(ŁOBEZ). Dotacja podmiotowa z Gminy dla Łobeskiego Domu Kultury na rok bieżący wynosi 1 milion zł i z powiatu 34.519 zł, a dodatkowo na zadania inwestycyjne 250 tys. zł. Tak wysoki budżet plus dochody związane
z wynajmem sal w ośrodku kultury przywodziłby na myśl dość stabilną sytuację instytucji. Zdaniem dyrektora jednak niebawem nie będzie na czym siedzieć. Może się więc okazać, że ludzie będą spadać z krzeseł – wyrokował podczas obrad komisji grudniowych dyrektor Łobeskiego Domu Kultury Dariusz Ledzion. - Niedługo na budynku zostanie kilka krzeseł. My jesteśmy naprawdę bardzo ubogo wyposażeni, bardzo ubogo. Budżet wystarcza jedynie na płace i wydatki bieżące, a na dodatkowe zadania musimy zarabiać. Trochę się zmieniła sytuacja, kiedy świetlice przeszły pod nasze zarządzanie. Każda świetlica księgowana jest osobno. Potrzeba 100 tys. zł na rozbudowę świetlicy w Dobieszewie i 150 tys. zł na Worowo, a dotacja wynosi milion – powiedział dyrektor Łobeskiego Domu Kultury Dariusz Ledzion.
Radny Bogdan Górecki zasugerował, aby pieniądze z wynajmu sal przeznaczyć na zakup wyposażenia. Burmistrz przypomniał, że w Urzędzie Miasta pracuje osoba odpowiedzialna za pozyskiwanie środków zewnętrznych. Czy milion wystarczy na zakup krzeseł czas pokaże, póki co dla bezpieczeństwa warto przychodzić z własnymi taborecikami. W sumie na działalność Łobeskiego Domu Kultury wraz z inwestycjami w świetlicach w Worowie i Dobieszewie na konto ŁDK wpłynie około 1,3 miliona zł, przy czym organizacją Dni Łobza oraz Dożynek Gminnych zajmie się Urząd Miasta, który chce przeznaczyć na ten cel 70 tys. zł.

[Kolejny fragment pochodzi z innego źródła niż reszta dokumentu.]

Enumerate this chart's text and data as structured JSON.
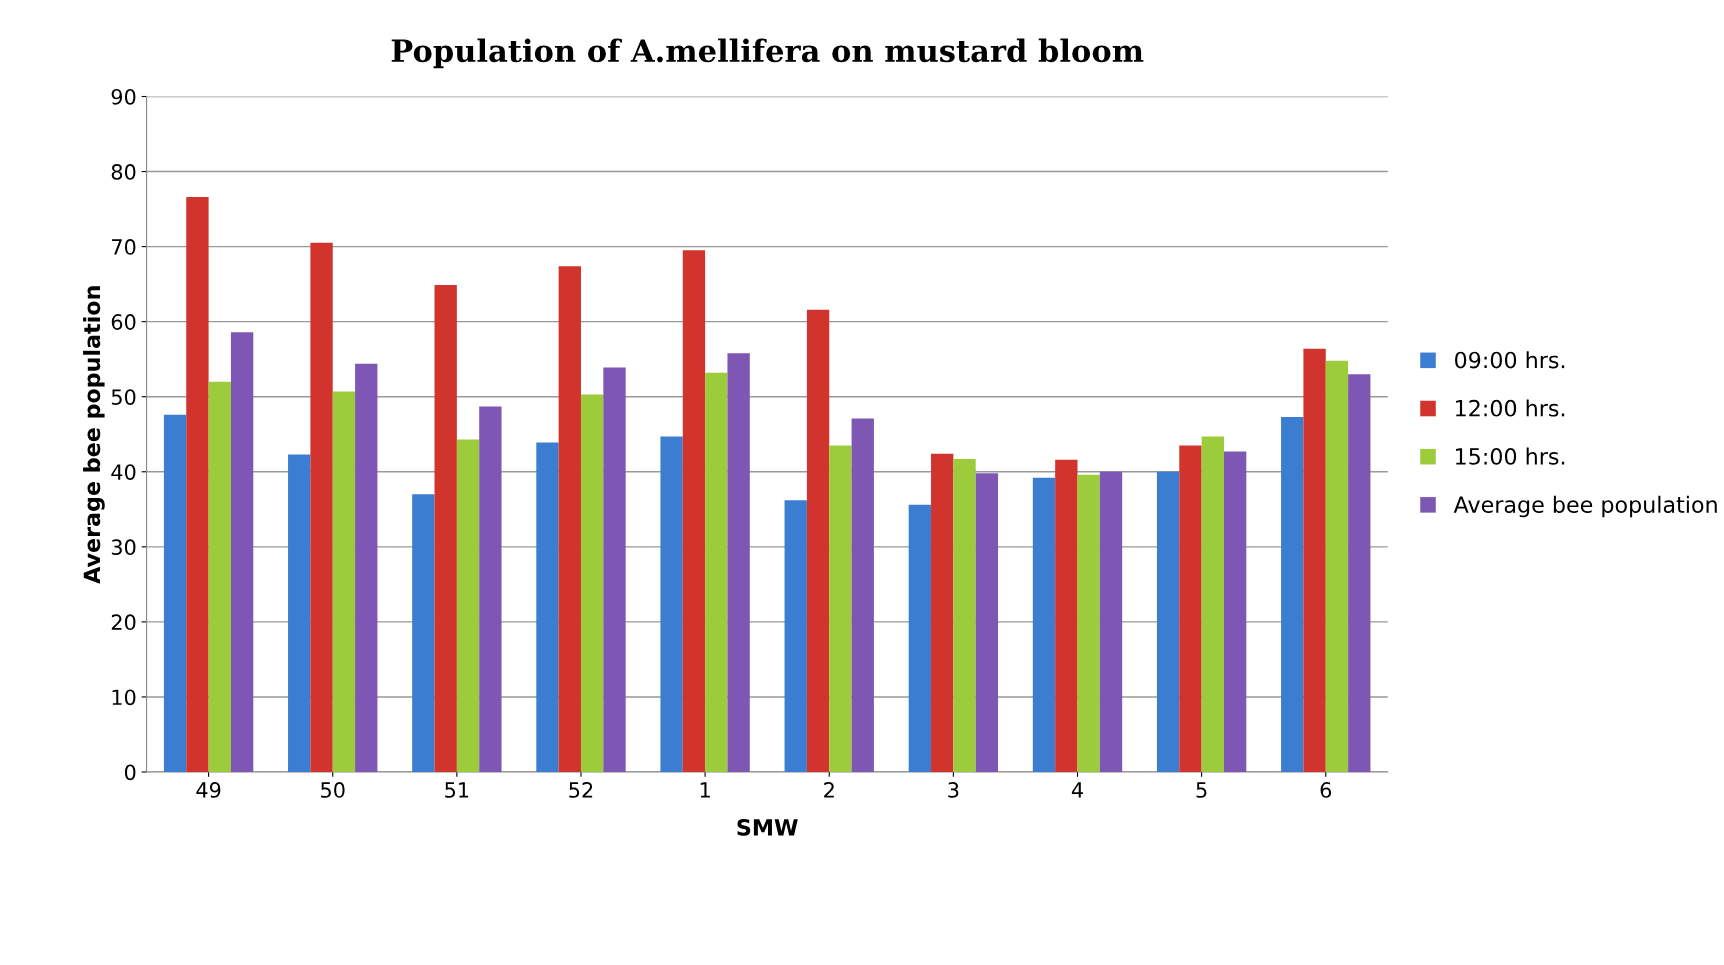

Dla porównania Gryficki Dom Kultury w roku ubiegłym uzyskał dotację w wysokości 800 tys. zł. Za tę kwotę organizował imprezy zarówno w Gryficach jak i na wsiach.
Skromniejszy budżet pozwolił na zorganizowanie w Gryficach koncertu kameralnego najwspanialszych utworów operowych świata zatytułowanego „Beautiful Aries and magnificent performers”, w wykonaniu: Agnieszki Tomaszewskiej - sopran, absolwentki Akademii Muzycznej w Wiedniu i Akademii Muzycznej w Gdańsku, Tomasza Krzysica – tenora, zwycięzcy Międzynarodowego Konkursu Głosów Operowych ROSETUM w Mediolanie oraz Medey Berianidze (Gruzja) pianistki, akompaniatorki, absolwentki konserwatorium w Tbilisi oraz stażystki Konserwatorium im. Piotra Czajkowskiego w Moskwie.
Gryficzan bawiła również grupa taneczna „Dzierdan” z Valjeva w Serbii, której towarzyszyła orkiestra dęta „Drusztvo Srpskih Domacina”, a prócz tego były festyny, festiwale, majówki.
Inna rzecz, że porównując budżety obu miejscowości widać mniejszą różnicę pomiędzy budżetem Ośrodka Kultury a Biblioteką Miejską. Tam dotacja dla Ośrodka Kultury jest zaledwie o 300 tys. większa niż dla biblioteki. W Łobzie biblioteka ma ponad połowę mniejszy budżet niż ŁDK. mm
Pan Dyrektor Dariusz Ledzion zawsze płacze że ma za mało pieniędzy na działalność DK. Przecież w wydanych kiedyś folderach reklamujących nieistniejącą już orkiestrę dętą przedstawiał się jako manager. Niech się więc ten manager za robotę weźmie. Okoliczne miasta czy miasteczka pobiły nas na głowę w organizacji wszelkiego rodzaju rozrywki mimo często braku takich instytucji jak domy kultury. Postawmy sprawę jasno - Nasz dom kultury potrzebuje prawdziwego managera a nie samozwańca z saszetką pod pachą.